Although dispensing sunwear was the major challenge most cited by participants in working with children, a variety of other challenges specific to the kids’ market also exist. Most notably: two sets of customers per visit—the parents and the child—frequently with widely varying tastes and priorities, including budget considerations. Of those polled, 27 percent saw budget restrictions as a major challenge; 52 percent reported it as a minor challenge. For 11 percent of the respondents, getting parents and children to agree on what eyewear to purchase was a major challenge; and for 71 percent, it was a minor challenge.
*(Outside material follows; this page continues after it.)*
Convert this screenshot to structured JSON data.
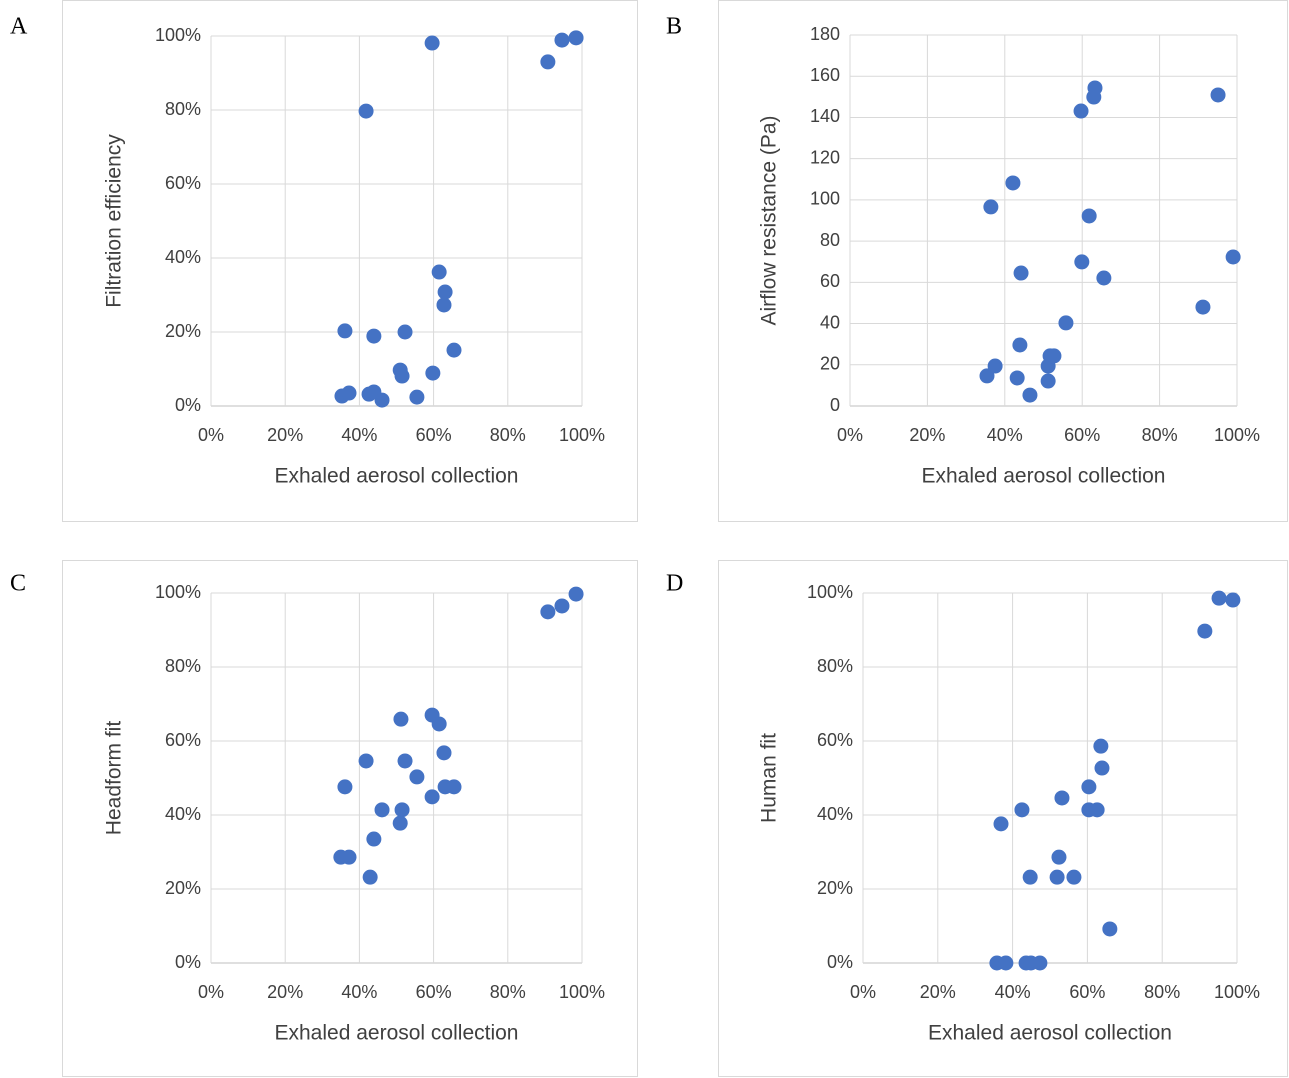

In fact, 61 percent of the participants reported the major consideration in selecting eyewear for their child customers is a broad range of color options and an additional 38 percent said color was somewhat important to the children. On the other hand, only 35 percent indicated color was very important to the parents. For parents, the most important factor, understandably, was durability and functionality (cited by 89 percent).
What can manufacturers and vendors do to help ECPs meet the challenges in building their kids’ business? An abundance of fun products is available. Just check the pages in this issue. And manufacturers and vendors continue to partner with retailers to offer marketing tools. The most effective method, according to 39 percent of those surveyed, is point-of-purchase materials, followed by special promotions, cited by 23 percent. Additionally, survey respondents feel offering warranties on children’s eyewear is an essential part of the package, with 87 percent indicating warranties are very important to the parents of their child customers.
Although, according to this survey, children’s eyewear did not make startling inroads in the past year—we can cite the weak economy as a reason—this category does hold its own. Kids’ eyewear, like the market it serves, is packed with power and brimming with potential. It will take time and effort on the part of the optical community before it’s all grown up, but it’s worth it. Kids are the future of eyewear.